Returns only misses if no data has been persisted, if it is out of date, or an error was otherwise encountered.

bulk_set

def bulk_set(    self, data: pd.DataFrame, original_file_col: str = '_original_filename',)> None:

Bulk set a bunch of cache entries from a dataframe.

The dataframe must indicate the original file that each row is associated with.
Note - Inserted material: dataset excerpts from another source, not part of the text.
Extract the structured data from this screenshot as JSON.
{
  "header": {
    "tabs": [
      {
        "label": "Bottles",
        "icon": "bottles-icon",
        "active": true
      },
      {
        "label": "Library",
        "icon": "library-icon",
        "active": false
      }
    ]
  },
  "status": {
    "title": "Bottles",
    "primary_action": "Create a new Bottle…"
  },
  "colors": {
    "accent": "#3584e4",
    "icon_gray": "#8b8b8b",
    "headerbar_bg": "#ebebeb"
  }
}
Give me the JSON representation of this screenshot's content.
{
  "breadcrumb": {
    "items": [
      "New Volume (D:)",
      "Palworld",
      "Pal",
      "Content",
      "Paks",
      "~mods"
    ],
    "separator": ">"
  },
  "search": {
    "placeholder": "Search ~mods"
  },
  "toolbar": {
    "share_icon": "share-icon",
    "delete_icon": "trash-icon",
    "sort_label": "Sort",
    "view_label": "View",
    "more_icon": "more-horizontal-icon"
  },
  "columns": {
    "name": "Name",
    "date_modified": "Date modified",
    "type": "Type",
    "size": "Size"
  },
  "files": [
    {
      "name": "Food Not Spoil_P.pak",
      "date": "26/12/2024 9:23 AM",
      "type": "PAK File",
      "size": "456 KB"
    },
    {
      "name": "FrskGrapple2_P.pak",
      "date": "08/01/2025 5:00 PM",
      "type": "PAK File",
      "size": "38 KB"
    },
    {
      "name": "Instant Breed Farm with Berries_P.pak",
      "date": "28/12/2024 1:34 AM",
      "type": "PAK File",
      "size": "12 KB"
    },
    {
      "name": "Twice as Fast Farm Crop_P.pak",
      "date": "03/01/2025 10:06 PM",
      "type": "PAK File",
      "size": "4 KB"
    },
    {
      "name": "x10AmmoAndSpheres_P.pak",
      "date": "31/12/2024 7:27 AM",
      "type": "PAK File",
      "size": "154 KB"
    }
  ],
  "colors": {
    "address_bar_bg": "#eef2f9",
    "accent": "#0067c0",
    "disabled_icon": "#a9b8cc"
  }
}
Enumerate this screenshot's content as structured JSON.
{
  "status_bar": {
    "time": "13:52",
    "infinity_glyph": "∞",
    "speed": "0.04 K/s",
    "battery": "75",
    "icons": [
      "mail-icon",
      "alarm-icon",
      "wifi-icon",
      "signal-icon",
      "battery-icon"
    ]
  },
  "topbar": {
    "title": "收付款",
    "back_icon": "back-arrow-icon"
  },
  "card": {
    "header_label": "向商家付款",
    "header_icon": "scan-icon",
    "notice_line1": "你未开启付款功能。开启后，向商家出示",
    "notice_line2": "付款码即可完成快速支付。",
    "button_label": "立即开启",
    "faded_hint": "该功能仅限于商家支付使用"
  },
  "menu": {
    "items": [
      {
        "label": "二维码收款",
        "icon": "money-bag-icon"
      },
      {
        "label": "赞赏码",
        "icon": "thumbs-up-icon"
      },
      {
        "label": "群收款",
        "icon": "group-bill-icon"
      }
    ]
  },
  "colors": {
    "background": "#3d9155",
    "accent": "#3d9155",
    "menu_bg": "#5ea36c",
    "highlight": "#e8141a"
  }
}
This is the _original_filename column by default.

clear_cache_file

def clear_cache_file(self)> CacheClearResult:

Delete the cache storage completely.

Returns Dictionary with results of the cache clearing operation.

get

def get(self, file: Union[str, Path])> Optional[pd.DataFrame]:

Get the persisted data for a given file.

Returns None if no data has been persisted, if it is out of date, or an error was otherwise encountered.

get_all_cached_file_paths

def get_all_cached_file_paths(self)> list[str]:

Get list of all cached file paths.

Returns List of canonical file paths (as strings) that have entries in the cache.

get_all_skipped_files

def get_all_skipped_files(self)> list[str]:

Get list of all skipped file paths.

Returns List of file paths that have been marked as skipped.

get_skip_reason_summary

def get_skip_reason_summary(self)> pandas.core.frame.DataFrame:

Get aggregate statistics of skip reasons.

Returns DataFrame with columns: reason_code, reason_description, file_count

is_file_skipped

def is_file_skipped(self, file: Union[str, Path])> bool:

Check if a file has been previously skipped.

Arguments

  • file: The file path to check.

Returns True if the file has been marked as skipped, False otherwise.

mark_file_skipped

def mark_file_skipped(self, file: Union[str, Path], reason: FileSkipReason)> None:

Mark a file as skipped with the given reason.

Arguments

  • file: The file path that was skipped.
  • reason: The reason why the file was skipped.

set

def set(self, file: Union[str, Path], data: pd.DataFrame)> None:

Set the persisted data for a given file.

If existing data is already set, it will be overwritten.

The data should only be the data that is related to that file.

unset

def unset(self, file: Union[str, Path])> None:

Deletes the persisted data for a given file.